Когда папа встал из-за стола, Фрейд последовал его примеру, но тот поднял руку, опираясь другой на трость, и сказал:

– Я пойду посижу на диване в соседней комнате: нужно прочесть пару писем. А для вас это подходящее время, чтобы выкурить одну из ваших сигар. Но, – он наставительно поднял палец, – не заставляйте меня ждать слишком долго.

На этот раз Фрейд поклонился ему с искренним уважением. Папа, который понимает потребности курильщика, не только заслуживает всего уважения, которым пользуется, но и достоин быть пастырем такого огромного множества душ.
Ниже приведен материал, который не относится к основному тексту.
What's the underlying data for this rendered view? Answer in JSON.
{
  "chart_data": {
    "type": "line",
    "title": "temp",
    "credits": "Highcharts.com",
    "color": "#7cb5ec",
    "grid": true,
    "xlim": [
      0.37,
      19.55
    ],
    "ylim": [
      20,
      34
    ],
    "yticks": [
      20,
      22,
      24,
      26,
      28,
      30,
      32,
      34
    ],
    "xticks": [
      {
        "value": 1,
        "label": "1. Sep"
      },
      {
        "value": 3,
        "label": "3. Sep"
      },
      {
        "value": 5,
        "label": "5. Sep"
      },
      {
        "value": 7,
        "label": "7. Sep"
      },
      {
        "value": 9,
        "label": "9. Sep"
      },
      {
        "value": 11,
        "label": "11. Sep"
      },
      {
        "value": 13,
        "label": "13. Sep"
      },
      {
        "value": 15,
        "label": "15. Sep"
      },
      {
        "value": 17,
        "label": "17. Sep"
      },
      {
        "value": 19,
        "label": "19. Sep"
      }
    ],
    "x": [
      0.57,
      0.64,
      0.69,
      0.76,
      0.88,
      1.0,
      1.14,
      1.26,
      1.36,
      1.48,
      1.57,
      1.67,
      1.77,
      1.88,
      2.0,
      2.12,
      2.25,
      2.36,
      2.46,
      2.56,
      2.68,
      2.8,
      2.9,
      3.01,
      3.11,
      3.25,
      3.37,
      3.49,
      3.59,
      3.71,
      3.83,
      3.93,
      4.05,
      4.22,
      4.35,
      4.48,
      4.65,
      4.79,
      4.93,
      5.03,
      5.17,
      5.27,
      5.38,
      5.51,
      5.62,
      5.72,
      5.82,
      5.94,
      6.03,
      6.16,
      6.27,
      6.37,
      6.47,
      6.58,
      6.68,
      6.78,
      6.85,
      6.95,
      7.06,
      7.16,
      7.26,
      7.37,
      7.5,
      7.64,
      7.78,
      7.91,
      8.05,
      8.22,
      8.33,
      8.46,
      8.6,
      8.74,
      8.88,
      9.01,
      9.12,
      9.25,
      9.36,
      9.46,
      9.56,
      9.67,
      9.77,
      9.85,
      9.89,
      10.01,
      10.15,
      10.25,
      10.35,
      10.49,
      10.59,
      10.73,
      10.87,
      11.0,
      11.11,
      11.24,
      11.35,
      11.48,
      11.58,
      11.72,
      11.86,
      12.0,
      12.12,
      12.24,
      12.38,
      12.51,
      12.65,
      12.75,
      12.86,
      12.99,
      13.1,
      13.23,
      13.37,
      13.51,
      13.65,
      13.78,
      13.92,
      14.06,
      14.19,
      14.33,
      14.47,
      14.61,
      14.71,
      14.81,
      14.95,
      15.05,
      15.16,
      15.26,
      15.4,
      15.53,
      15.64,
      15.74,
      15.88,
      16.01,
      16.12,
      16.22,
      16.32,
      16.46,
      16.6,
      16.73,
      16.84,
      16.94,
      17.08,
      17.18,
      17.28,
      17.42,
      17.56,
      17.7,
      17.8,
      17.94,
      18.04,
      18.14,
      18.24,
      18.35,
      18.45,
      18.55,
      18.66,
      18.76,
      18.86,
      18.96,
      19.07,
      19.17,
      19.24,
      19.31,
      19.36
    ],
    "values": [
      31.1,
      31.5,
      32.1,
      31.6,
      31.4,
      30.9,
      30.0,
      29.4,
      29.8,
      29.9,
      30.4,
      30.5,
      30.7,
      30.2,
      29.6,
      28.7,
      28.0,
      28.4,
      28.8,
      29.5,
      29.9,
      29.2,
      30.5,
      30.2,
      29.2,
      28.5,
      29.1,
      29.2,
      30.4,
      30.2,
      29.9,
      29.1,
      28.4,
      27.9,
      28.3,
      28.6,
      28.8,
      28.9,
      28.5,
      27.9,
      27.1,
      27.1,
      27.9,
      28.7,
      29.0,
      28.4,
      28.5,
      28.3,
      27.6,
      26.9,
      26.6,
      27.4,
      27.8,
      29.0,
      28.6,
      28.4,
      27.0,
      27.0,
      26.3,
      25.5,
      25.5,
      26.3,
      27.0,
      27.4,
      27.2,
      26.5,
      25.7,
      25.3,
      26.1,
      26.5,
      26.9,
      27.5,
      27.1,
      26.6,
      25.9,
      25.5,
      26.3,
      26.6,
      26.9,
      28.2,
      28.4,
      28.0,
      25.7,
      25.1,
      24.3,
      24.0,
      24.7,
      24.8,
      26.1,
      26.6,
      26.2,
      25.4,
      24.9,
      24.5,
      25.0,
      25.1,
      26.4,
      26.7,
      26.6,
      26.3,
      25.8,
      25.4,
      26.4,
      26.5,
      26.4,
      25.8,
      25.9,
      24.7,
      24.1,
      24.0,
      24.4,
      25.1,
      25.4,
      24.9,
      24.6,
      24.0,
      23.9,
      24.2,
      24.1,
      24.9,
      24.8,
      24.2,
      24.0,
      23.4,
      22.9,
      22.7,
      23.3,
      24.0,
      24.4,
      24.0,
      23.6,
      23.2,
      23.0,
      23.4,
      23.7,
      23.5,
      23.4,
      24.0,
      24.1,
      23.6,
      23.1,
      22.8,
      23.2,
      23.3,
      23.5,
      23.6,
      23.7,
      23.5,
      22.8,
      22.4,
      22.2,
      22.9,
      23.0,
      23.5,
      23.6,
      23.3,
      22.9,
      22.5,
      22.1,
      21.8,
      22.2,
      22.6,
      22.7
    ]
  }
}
Когда белая одежда исчезла за дверью, камердинер открыл окно. Фрейд оперся о балюстраду и позволил своему взгляду блуждать по цепочке умело расставленных фонарей, которые освещали профиль замка Святого Ангела и порой отражались блестящими пятнами в спокойной воде протекавшего внизу Тибра.

Нежный запах сигары «Рейна Кубана» распространялся по его нёбу, сочетаясь с оставшимся на языке вкусом крепкого вина «Бароло Фалетти». О «Бароло» Лев Тринадцатый недавно пошутил, что это папа среди вин, то есть выше, чем даже король вин. Приятная борьба между удовольствием докурить сигару и любопытством, манившим поговорить с папой, была короткой. Гильотина для разрезания сигар сделала свое дело; Фрейд положил в кармашек едва ли не половину «Рейны», затем принюхался к своему дыханию и кивнул камердинеру, давая понять, что готов встретиться с папой.